Capelli John P, Kushner Harvey
Renal and Transplant Services, Our Lady of Lourdes Medical Center, Camden, NJ, USA.
Nephrol News Issues. 2006 Mar;20(3):33, 35, 39 passim.
The erythropoietic-stimulating hormone, darbepoetin alfa (Aranesp; DPO; Amgen, Thousand Oaks, California) is a long-acting agent growing in popularity as the preferred anemia management agent for patients with chronic kidney disease. Use of this drug in existing patients treated with rHu-EPO (epoetin alfa; EPO) requires conversion dosing and the potential for serious alterations in previously stable and satisfactory hemoglobin levels. This study analyzed the dosing conversion recommended by Amgen to determine if the regimen resulted in stable hemoglobin values during the conversion.
Twenty-nine stable patients on hemodialysis were selected for conversion from EPO to DPO. The dose of DPO was taken from the conversion table recommended by Amgen and based upon the patient's weekly EPO dose. The mean conversion dose was 40 mcg weekly. The patients were monitored monthly with hemoglobin, hematocrit routine chemistries, and iPTH levels according to unit policy. The dose of DPO was individually titrated to maintain the hemoglobin concentrations at target levels between 11.5 gm/dL and 13.3 gm/dL. At the end of six months, there was an analysis of the data to determine if the results warranted an adjustment in the DPO dose and if so, what the adjusted dosing factor should be.
Fifty-seven percent of the patients in the study group experienced a drop in hemoglobin levels below pre-DPO baseline levels (13.1 +/- 0.6 gm/dL) by the third month. The mean hemoglobin level dropped to 11.0 +/- 1.2 gm/dL for the entire group, representing a mean 2 +/- 1.42 gm/dL reduction. Forty-five percent of patients had a 15% to 40% drop in hemoglobin (1.9 gm/dL-5.0gm/dL). By the sixth month, patients were back to baseline hemoglobin (13.2 +/- 2.0 gm/dL). The adjusted dose at this point averaged 107 mcg weekly. Statistical analysis suggested an adjustment of 48.4 mcg to each of the Amgen recommended dose conversion values.
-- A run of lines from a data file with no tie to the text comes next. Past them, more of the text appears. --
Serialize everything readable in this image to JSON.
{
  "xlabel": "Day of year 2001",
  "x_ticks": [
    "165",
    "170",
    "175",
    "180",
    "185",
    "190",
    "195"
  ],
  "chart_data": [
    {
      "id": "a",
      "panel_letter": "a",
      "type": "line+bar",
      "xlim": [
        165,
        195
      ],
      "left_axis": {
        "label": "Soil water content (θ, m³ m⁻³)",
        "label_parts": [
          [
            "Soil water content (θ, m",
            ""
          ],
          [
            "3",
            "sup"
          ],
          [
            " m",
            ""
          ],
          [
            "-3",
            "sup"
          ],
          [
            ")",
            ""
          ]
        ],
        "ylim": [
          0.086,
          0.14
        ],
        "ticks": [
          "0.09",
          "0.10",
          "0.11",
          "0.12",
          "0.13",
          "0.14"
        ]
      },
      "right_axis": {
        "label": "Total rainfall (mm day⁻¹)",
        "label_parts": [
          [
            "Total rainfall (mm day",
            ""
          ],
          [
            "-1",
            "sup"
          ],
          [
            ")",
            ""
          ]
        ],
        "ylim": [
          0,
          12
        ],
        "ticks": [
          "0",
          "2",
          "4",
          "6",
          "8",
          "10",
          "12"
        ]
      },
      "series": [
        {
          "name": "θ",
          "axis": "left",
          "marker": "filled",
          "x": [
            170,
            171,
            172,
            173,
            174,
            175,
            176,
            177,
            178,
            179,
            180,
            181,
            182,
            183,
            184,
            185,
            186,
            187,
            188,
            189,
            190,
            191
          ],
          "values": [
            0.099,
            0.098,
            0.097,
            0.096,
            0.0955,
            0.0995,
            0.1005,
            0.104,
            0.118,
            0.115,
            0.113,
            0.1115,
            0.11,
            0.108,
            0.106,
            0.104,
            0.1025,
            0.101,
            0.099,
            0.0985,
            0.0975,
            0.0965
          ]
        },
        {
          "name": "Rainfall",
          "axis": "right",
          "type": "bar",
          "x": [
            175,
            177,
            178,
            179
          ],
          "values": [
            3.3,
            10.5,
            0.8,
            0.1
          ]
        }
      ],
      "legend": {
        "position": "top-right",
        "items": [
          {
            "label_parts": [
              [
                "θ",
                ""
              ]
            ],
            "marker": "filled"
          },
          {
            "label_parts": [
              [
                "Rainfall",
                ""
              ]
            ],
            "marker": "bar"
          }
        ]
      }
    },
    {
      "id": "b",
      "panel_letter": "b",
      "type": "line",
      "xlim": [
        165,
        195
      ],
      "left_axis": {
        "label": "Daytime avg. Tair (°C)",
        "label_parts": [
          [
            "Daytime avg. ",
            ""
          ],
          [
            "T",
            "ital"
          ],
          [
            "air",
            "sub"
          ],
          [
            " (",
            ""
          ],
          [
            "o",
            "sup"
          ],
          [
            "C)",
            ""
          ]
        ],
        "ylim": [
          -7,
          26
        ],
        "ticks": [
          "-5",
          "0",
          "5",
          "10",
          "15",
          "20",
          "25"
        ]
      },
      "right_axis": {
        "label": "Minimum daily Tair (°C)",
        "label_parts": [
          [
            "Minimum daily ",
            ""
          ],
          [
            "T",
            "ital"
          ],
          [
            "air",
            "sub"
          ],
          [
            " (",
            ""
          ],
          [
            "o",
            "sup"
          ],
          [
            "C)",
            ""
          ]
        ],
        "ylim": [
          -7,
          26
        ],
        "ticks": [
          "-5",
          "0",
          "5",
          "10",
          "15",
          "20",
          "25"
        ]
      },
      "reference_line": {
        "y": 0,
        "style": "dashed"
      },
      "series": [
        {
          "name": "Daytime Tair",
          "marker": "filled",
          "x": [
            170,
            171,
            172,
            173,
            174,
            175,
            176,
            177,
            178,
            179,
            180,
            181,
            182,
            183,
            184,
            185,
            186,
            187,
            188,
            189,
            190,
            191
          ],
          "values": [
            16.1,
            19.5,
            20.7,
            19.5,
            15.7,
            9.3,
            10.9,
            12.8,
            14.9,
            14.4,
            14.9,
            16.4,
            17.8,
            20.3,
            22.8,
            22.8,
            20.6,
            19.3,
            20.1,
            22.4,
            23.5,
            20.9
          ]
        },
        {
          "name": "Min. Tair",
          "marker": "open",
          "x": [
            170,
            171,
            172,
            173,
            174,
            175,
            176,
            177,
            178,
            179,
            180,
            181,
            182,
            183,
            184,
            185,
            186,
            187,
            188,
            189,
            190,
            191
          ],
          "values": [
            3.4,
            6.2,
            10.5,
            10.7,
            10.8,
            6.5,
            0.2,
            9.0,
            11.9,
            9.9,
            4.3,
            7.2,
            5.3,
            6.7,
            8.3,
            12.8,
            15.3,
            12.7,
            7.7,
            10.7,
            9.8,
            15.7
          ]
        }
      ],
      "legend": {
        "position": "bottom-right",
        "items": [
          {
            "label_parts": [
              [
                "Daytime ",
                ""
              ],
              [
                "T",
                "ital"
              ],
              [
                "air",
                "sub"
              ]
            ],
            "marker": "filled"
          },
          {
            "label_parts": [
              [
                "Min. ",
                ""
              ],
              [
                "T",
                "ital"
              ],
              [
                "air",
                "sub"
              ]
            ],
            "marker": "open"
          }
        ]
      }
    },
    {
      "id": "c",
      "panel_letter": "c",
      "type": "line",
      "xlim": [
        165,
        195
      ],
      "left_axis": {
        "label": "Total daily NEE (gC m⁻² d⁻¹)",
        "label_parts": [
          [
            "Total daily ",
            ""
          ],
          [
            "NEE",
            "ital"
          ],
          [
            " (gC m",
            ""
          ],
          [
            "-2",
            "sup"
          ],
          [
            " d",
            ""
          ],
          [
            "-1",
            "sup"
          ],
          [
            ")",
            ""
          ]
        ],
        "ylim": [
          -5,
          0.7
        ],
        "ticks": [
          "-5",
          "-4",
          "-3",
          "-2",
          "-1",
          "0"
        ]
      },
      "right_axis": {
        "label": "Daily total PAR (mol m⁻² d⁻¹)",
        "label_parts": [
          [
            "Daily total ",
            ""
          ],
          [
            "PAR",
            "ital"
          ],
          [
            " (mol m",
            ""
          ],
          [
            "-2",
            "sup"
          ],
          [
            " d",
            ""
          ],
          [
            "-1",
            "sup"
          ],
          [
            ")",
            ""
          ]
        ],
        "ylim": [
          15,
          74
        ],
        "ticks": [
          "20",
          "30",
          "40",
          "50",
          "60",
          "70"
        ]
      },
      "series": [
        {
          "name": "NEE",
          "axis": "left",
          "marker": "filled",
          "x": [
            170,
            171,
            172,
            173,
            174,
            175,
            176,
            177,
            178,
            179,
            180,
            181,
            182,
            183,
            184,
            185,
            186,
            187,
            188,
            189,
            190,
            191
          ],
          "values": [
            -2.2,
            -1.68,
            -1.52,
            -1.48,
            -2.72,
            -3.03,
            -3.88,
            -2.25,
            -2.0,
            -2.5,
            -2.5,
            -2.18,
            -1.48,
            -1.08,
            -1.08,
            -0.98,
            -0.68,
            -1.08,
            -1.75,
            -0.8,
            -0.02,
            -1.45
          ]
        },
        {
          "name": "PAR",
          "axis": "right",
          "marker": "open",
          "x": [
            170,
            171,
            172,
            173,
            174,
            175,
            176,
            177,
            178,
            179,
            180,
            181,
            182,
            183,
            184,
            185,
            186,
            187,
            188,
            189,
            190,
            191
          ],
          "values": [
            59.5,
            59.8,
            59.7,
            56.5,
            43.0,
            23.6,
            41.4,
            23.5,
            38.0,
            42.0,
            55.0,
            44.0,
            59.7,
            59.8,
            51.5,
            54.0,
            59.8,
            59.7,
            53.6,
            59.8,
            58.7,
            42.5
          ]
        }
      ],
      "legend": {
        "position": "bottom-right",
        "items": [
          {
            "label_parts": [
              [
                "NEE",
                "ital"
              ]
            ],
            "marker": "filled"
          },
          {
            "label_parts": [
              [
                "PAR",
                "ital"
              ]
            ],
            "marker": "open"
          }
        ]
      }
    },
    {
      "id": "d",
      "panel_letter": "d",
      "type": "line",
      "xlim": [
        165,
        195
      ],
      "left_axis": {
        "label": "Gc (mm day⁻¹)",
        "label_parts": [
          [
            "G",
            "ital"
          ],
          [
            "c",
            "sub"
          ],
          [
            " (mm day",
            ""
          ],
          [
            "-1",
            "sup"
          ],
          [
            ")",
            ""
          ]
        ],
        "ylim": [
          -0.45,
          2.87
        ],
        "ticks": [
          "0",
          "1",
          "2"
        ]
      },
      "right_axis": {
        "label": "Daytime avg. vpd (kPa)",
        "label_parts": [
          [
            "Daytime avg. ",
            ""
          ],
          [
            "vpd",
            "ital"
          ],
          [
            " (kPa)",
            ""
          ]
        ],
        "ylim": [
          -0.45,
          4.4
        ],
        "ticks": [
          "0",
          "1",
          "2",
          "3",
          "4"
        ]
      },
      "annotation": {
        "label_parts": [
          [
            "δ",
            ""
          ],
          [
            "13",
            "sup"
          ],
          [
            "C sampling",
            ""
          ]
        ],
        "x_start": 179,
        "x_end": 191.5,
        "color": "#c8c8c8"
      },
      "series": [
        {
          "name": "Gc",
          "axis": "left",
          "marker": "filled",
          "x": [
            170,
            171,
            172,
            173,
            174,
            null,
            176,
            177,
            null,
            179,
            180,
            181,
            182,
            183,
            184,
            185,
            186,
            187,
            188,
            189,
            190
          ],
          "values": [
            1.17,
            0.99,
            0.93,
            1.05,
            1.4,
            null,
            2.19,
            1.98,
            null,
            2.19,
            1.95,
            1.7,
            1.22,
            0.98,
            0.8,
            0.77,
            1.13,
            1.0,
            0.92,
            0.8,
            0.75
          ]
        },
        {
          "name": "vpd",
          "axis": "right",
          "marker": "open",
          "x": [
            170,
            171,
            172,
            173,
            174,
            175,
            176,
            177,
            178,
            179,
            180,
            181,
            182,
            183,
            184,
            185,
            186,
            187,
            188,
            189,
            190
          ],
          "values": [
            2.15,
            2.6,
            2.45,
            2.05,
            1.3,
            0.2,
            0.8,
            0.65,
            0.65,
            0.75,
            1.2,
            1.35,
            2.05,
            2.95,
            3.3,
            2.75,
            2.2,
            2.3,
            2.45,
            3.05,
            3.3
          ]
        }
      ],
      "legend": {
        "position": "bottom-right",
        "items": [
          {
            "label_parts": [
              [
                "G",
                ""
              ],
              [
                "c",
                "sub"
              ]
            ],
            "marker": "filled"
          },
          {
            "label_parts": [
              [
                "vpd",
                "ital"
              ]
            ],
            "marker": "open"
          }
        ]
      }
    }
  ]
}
The current Amgen recommended DPO dose regimen for conversion from EPO resulted in a drop in hemoglobin from baseline levels in 57.2% of patients, suggesting that the current conversion table may underestimate the dose. Based upon a statistical analysis, an additional 48.4 (50) mcg to each recommended dose is needed to maintain baseline levels.
促红细胞生成激素——达贝泊汀α(商品名:阿法依泊汀;DPO;安进公司,加利福尼亚州千橡市)是一种长效药物,作为慢性肾病患者贫血管理的首选药物,其应用日益广泛。在现有的接受重组人促红细胞生成素(依泊汀α;EPO)治疗的患者中使用这种药物,需要进行剂量转换,而且可能会使之前稳定且令人满意的血红蛋白水平发生严重变化。本研究分析了安进公司推荐的剂量转换方法,以确定该方案在转换过程中是否能使血红蛋白值保持稳定。
选择29例稳定的血液透析患者从EPO转换为DPO。DPO的剂量取自安进公司推荐的转换表,并根据患者每周的EPO剂量确定。平均转换剂量为每周40微克。根据科室规定,每月对患者进行血红蛋白、血细胞比容、常规化学指标及全段甲状旁腺激素水平的监测。DPO的剂量进行个体化滴定,以将血红蛋白浓度维持在11.5克/分升至13.3克/分升的目标水平。六个月结束时,对数据进行分析,以确定结果是否需要调整DPO剂量,如果需要调整,调整后的剂量因子应该是多少。
研究组中57%的患者在第三个月时血红蛋白水平降至DPO治疗前基线水平(13.1±0.6克/分升)以下。整个组的平均血红蛋白水平降至11.0±1.2克/分升,平均降低了2±1.42克/分升。45%的患者血红蛋白下降了15%至40%(1.9克/分升 - 5.0克/分升)。到第六个月时,患者的血红蛋白恢复到基线水平(13.2±2.0克/分升)。此时调整后的剂量平均为每周107微克。统计分析表明,安进公司推荐的每个剂量转换值需调整48.4微克。
目前安进公司推荐的从EPO转换为DPO的剂量方案,导致57.2%的患者血红蛋白水平从基线下降,这表明当前的转换表可能低估了剂量。基于统计分析,每个推荐剂量需额外增加48.4(50)微克以维持基线水平。